太田述正コラム#1216(2006.5.4)
<米英国民の健康度(その2)>
(お知らせしたように、4、5日は家族旅行のため、コラムの上梓はありません。この間、私のホームページやブログで過去のコラムに目を通されることをお勧めします。)
(2)幸福論
鍵は、幸福論にありそうです。
(以下、http://news.bbc.co.uk/2/hi/programmes/happiness_formula/4783836.stm(5月3日アクセス)による。)
幸福は、快楽同様、漠然とした概念やムードではなく、現実(real)であり、計測可能である、というのが最近の英米の社会科学者の通説になりつつあります。
計測するためには、例えば、一人一人に10段階に分けたとしたら、あなたはどれくらい幸福ですか、と聞けばよいというのです。
現在さまざまな実験が行われているのですが、10年以内に、ある国の政府のパーフォーマンスが、その国の国民の幸福度によって評価されるようになる、と言われています。
まだ、どちらが原因でどちらが結果かは必ずしもはっきりしていないのですが、幸福な人は健康だし、長生きするし、抵抗力が強い(resilient)し、高い業績を挙げるという傾向が見て取れるのだといいます。
しかし、英米では、過去50年間にわたり、生活水準は大いに向上したけれど、人々の平均的幸福度は全く増えておらず、むしろやや低減した、という研究もあります。
本来は、所得が増えれば幸福度は増えるのですが、一人当たり所得が1万米ドル程度を越え、衣食住が足りる状態になると、それ以降は幸福度は増えなくなる、というのです。
そして、その理由として、われわれは快楽に慣れてしまうこと、比較的身近にいる他者と比較してしまうことが挙げられています。
それでもどうしてもより幸福になりたい人は、第一に家族や友人等の他人との関係を量質ともに高めていくこと(注4)、第二に人生に宗教的・哲学的意義を見出すこと、第三に意義があり、しかも楽しい仕事を持つこと(注5)、だそうです。
(注4)一人の友人の価値は5万英ポンドに相当する、また、結婚は男性の寿命を7年、女性の寿命を4年延ばす、といった研究もある。だからこそ、配偶者を失うようなことがあると、その打撃は大きい。

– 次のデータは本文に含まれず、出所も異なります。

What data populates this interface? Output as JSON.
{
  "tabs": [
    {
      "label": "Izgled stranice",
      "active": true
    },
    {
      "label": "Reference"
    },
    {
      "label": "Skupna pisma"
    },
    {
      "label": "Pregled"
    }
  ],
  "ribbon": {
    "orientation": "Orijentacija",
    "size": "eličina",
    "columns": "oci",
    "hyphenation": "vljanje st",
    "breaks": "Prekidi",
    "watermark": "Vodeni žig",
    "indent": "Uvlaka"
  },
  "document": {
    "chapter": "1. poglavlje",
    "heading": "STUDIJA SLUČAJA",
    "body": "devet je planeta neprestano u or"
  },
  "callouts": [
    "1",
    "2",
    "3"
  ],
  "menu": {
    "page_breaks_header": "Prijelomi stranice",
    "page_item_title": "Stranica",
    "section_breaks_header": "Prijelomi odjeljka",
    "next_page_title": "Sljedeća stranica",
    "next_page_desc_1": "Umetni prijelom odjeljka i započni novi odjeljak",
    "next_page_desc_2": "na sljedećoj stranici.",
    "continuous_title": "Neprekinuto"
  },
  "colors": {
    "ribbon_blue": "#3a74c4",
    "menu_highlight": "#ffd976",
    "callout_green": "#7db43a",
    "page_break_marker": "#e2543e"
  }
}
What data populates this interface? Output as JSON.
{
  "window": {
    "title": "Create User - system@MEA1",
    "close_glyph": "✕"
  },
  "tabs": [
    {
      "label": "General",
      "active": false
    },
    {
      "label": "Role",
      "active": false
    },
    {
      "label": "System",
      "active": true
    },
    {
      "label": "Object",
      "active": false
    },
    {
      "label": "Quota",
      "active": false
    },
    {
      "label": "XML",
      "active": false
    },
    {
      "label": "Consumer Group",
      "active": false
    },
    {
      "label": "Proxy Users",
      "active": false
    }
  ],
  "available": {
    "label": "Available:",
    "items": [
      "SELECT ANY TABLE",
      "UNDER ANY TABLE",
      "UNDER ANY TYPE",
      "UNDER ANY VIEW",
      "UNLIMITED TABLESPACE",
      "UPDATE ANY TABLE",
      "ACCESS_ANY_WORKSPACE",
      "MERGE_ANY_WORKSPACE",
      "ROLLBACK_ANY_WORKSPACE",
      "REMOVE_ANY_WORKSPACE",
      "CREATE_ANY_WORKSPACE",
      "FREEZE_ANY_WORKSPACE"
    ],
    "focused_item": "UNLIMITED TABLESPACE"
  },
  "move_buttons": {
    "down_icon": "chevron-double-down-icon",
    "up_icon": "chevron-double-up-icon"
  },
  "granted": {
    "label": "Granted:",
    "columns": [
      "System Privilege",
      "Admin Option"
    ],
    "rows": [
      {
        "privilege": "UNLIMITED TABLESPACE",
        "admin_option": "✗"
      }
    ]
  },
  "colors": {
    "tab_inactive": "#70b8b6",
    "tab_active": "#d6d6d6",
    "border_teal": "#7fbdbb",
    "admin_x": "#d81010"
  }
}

(注5)だから、仕事を失うようなことがあるとその打撃もまた大きい。
(3)私の考え
米国の壮年が英国の壮年より健康度が低いのは、幸福度が低いからではないでしょうか。
また、米国人の幸福度が英国人より低いのは、米国が裸の個人主義社会であって、真の友人を持ちにくい社会であり、しかも仕事が自分の欲望を充足させるためのカネを獲得する手段と考えられていることから、仕事に意義を見出せず、仕事を楽しいとも感じられない人が多いからではないでしょうか。
身から出た錆かもしれませんが、このように不幸せで不健康な米国人が、そのエリートを中心に馬車馬のように働いて高GDPを叩きだし、かつまたその非エリートを中心に血と汗を流して世界秩序の維持に腐心し、その結果ますます不幸せで不健康になるという悪循環を繰り返しているのだとすれば、われわれ日本人としては、心底米国人に同情せざるをえませんね。